Es gibt eine Online-Enzyklopädie, die größte der Welt. Man sollte meinen, dieses «freie» und gemeinnützige Nachschlagewerk wäre im bestmöglichen Sinne objektiv ‒ ein seriöses, neutrales Werk. Ist es doch eine Art Gemeinschaftsprojekt, das demokratisch viele Stimmen ‒ und somit Korrekturen ‒ zulässt und eine gewisse Transparenz über die Entstehungsvorgänge eines Eintrags bietet. «Wikipedia» ermöglicht jedoch Menschen, anonym dort zu publizieren und zu editieren.
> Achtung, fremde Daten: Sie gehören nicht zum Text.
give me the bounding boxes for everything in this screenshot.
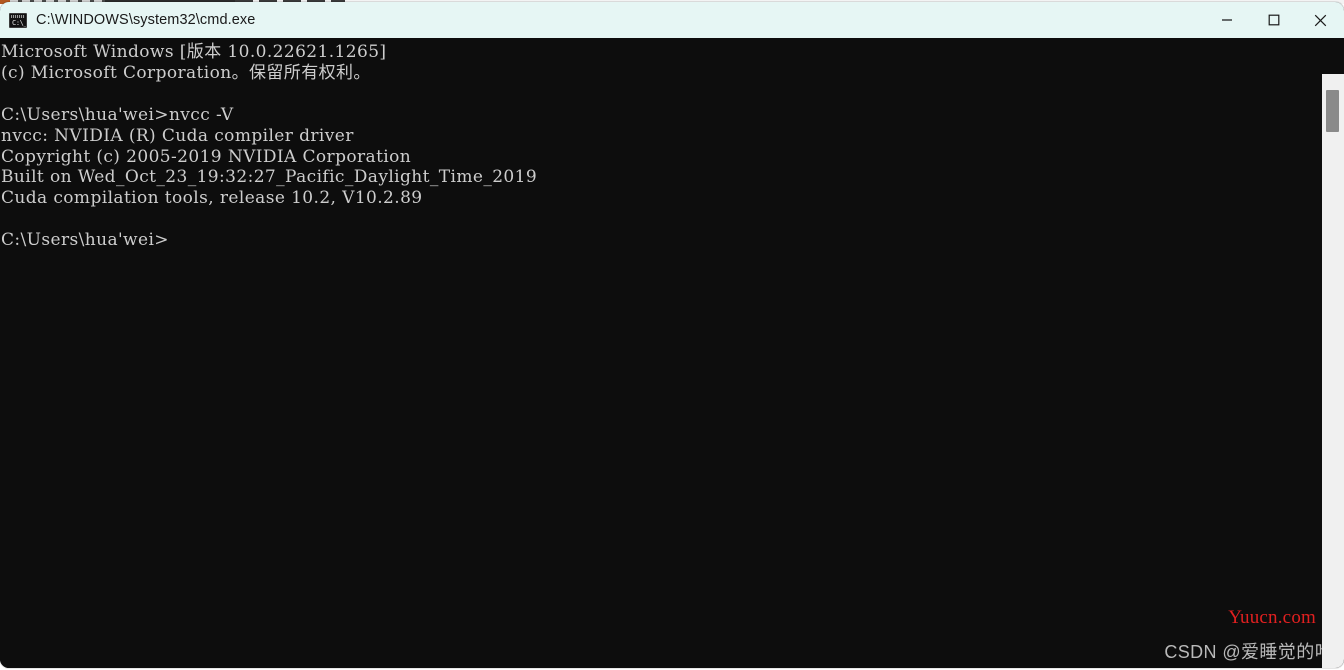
minimize-icon xyxy=(1221,19,1232,21)
console-text: Microsoft Windows [版本 10.0.22621.1265] (… xyxy=(1,42,538,251)
cmd-icon-prompt-glyph: C:\_ xyxy=(12,18,27,27)
author-watermark: CSDN @爱睡觉的咋 xyxy=(1164,642,1333,662)
maximize-icon xyxy=(1268,14,1279,26)
window-title: C:\WINDOWS\system32\cmd.exe xyxy=(36,12,256,28)
site-watermark: Yuucn.com xyxy=(1228,607,1316,628)
close-icon xyxy=(1314,14,1327,26)
maximize-button[interactable] xyxy=(1250,2,1297,38)
cmd-icon-titlebar-strip xyxy=(11,14,25,18)
window-controls xyxy=(1203,2,1344,38)
title-bar[interactable]: C:\_ C:\WINDOWS\system32\cmd.exe xyxy=(0,2,1344,38)
scrollbar-thumb[interactable] xyxy=(1326,90,1339,132)
vertical-scrollbar[interactable] xyxy=(1322,74,1344,668)
console-output-area[interactable]: Microsoft Windows [版本 10.0.22621.1265] (… xyxy=(0,38,1344,668)
close-button[interactable] xyxy=(1297,2,1344,38)
minimize-button[interactable] xyxy=(1203,2,1250,38)
cmd-console-icon: C:\_ xyxy=(9,12,27,28)
cmd-console-window: C:\_ C:\WINDOWS\system32\cmd.exe Microso… xyxy=(0,2,1344,668)
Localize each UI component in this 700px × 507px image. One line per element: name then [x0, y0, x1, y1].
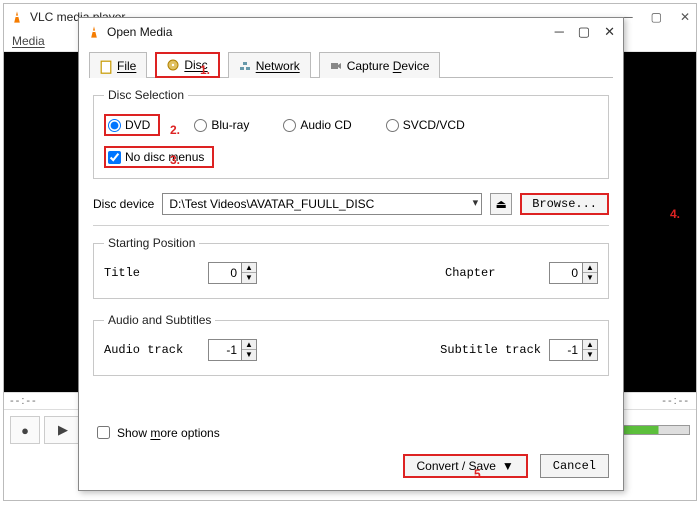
radio-dvd[interactable] [108, 119, 121, 132]
spin-down-icon[interactable]: ▼ [242, 273, 256, 283]
open-media-dialog: Open Media ─ ▢ ✕ File Disc Network Captu… [78, 17, 624, 491]
maximize-icon[interactable]: ▢ [651, 10, 662, 24]
spin-down-icon[interactable]: ▼ [583, 350, 597, 360]
radio-audiocd[interactable] [283, 119, 296, 132]
radio-bluray-label: Blu-ray [211, 118, 249, 132]
check-nomenus-wrap: No disc menus [104, 146, 214, 168]
title-spinbox[interactable]: ▲▼ [208, 262, 257, 284]
check-no-disc-menus-label: No disc menus [125, 150, 204, 164]
close-icon[interactable]: ✕ [604, 24, 615, 40]
audio-track-spinbox[interactable]: ▲▼ [208, 339, 257, 361]
tab-file[interactable]: File [89, 52, 147, 78]
play-button[interactable]: ▶ [44, 416, 82, 444]
vlc-cone-icon [10, 10, 24, 24]
spin-down-icon[interactable]: ▼ [242, 350, 256, 360]
title-label: Title [104, 266, 200, 280]
dialog-titlebar: Open Media ─ ▢ ✕ [79, 18, 623, 46]
tab-disc-label: Disc [184, 58, 207, 72]
radio-svcd-label: SVCD/VCD [403, 118, 465, 132]
capture-icon [330, 60, 342, 72]
spin-up-icon[interactable]: ▲ [242, 263, 256, 273]
eject-icon: ⏏ [496, 197, 507, 211]
disc-selection-legend: Disc Selection [104, 88, 188, 102]
disc-icon [167, 59, 179, 71]
audio-subtitles-legend: Audio and Subtitles [104, 313, 215, 327]
radio-audiocd-label: Audio CD [300, 118, 351, 132]
tab-bar: File Disc Network Capture Device [79, 46, 623, 78]
show-more-options-check[interactable] [97, 426, 110, 439]
check-no-disc-menus[interactable] [108, 151, 121, 164]
eject-button[interactable]: ⏏ [490, 193, 512, 215]
disc-device-combo[interactable]: ▾ [162, 193, 482, 215]
file-icon [100, 60, 112, 72]
chapter-label: Chapter [445, 266, 541, 280]
chevron-down-icon: ▼ [502, 459, 514, 473]
radio-svcd[interactable] [386, 119, 399, 132]
browse-button[interactable]: Browse... [520, 193, 609, 215]
starting-position-group: Starting Position Title ▲▼ Chapter ▲▼ [93, 236, 609, 299]
close-icon[interactable]: ✕ [680, 10, 690, 24]
disc-selection-group: Disc Selection DVD Blu-ray Audio CD SVCD… [93, 88, 609, 179]
record-icon[interactable]: ● [10, 416, 40, 444]
subtitle-track-spinbox[interactable]: ▲▼ [549, 339, 598, 361]
tab-capture-label: D [393, 59, 402, 73]
spin-down-icon[interactable]: ▼ [583, 273, 597, 283]
network-icon [239, 60, 251, 72]
convert-save-label: Convert / Save [417, 459, 496, 473]
volume-slider[interactable] [620, 425, 690, 435]
audio-subtitles-group: Audio and Subtitles Audio track ▲▼ Subti… [93, 313, 609, 376]
menu-media[interactable]: Media [12, 34, 45, 48]
starting-position-legend: Starting Position [104, 236, 199, 250]
chapter-input[interactable] [549, 262, 583, 284]
chapter-spinbox[interactable]: ▲▼ [549, 262, 598, 284]
audio-track-input[interactable] [208, 339, 242, 361]
title-input[interactable] [208, 262, 242, 284]
tab-network[interactable]: Network [228, 52, 311, 78]
radio-bluray[interactable] [194, 119, 207, 132]
disc-device-input[interactable] [162, 193, 482, 215]
radio-dvd-wrap: DVD [104, 114, 160, 136]
subtitle-track-input[interactable] [549, 339, 583, 361]
convert-save-button[interactable]: Convert / Save ▼ [403, 454, 528, 478]
dialog-title: Open Media [107, 25, 555, 39]
spin-up-icon[interactable]: ▲ [583, 263, 597, 273]
cancel-button[interactable]: Cancel [540, 454, 609, 478]
vlc-cone-icon [87, 25, 101, 39]
minimize-icon[interactable]: ─ [555, 24, 564, 40]
spin-up-icon[interactable]: ▲ [583, 340, 597, 350]
maximize-icon[interactable]: ▢ [578, 24, 590, 40]
audio-track-label: Audio track [104, 343, 200, 357]
tab-file-label: File [117, 59, 136, 73]
radio-dvd-label: DVD [125, 118, 150, 132]
tab-disc[interactable]: Disc [155, 52, 219, 78]
tab-capture[interactable]: Capture Device [319, 52, 441, 78]
minimize-icon[interactable]: ─ [624, 10, 633, 24]
spin-up-icon[interactable]: ▲ [242, 340, 256, 350]
disc-device-label: Disc device [93, 197, 154, 211]
tab-network-label: Network [256, 59, 300, 73]
subtitle-track-label: Subtitle track [440, 343, 541, 357]
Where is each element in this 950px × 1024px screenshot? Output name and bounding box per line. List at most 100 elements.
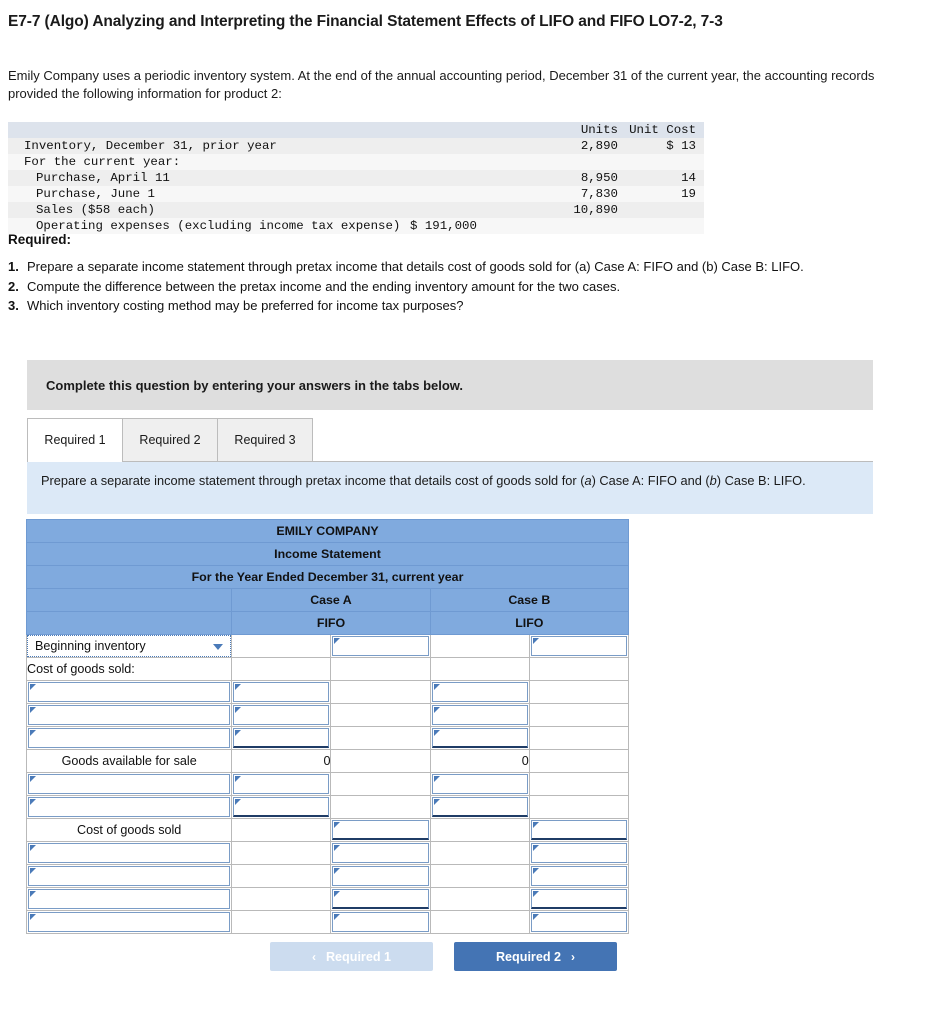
case-b-inner-cell[interactable] [429, 703, 530, 727]
account-input[interactable] [28, 912, 231, 932]
case-b-outer-cell[interactable] [528, 864, 630, 888]
amount-input[interactable] [530, 866, 627, 886]
amount-input[interactable] [233, 797, 330, 817]
amount-input[interactable] [431, 728, 528, 748]
intro-paragraph: Emily Company uses a periodic inventory … [8, 68, 875, 101]
given-data-header-row: Units Unit Cost [8, 122, 704, 138]
worksheet-method-row: FIFO LIFO [25, 611, 630, 635]
amount-input[interactable] [530, 912, 627, 932]
account-label-cell[interactable] [25, 703, 233, 727]
next-required-button[interactable]: Required 2 › [454, 942, 617, 971]
account-label-cell[interactable] [25, 772, 233, 796]
account-input[interactable] [28, 682, 231, 702]
amount-input[interactable] [233, 705, 330, 725]
case-b-inner-cell[interactable] [429, 772, 530, 796]
case-b-outer-cell[interactable] [528, 910, 630, 934]
goods-available-label: Goods available for sale [25, 749, 233, 773]
case-b-outer-cell[interactable] [528, 887, 630, 911]
tab-required-2[interactable]: Required 2 [122, 418, 218, 461]
worksheet-method-b: LIFO [429, 611, 630, 635]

Was soll es einem sagen, wenn ein einzelner Account sich an einem Thema (in der Regel geistes- und politikwissenschaftlicher Natur) festbeißt und dabei regelmäßig Tag und Nacht zugange ist? Ist das noch eine normale Person in ihrer Freizeit? Oder vielleicht vielmehr ein bezahlter Mensch oder ein bewusst eingesetzes Kollektiv?

«Man nimmt alles raus, was facheinschlägig ist von mir; man nimmt alle positiven Rezensionen auch raus, ersetzt sie durch negative und möchte mich sozusagen ganz weit weg von diesem Thema positionieren und dann noch mit schlechten Rezensionen eindecken. Man gräbt in meiner Vita offensichtlich Tag und Nacht.»0 (Clemens G. Arvay)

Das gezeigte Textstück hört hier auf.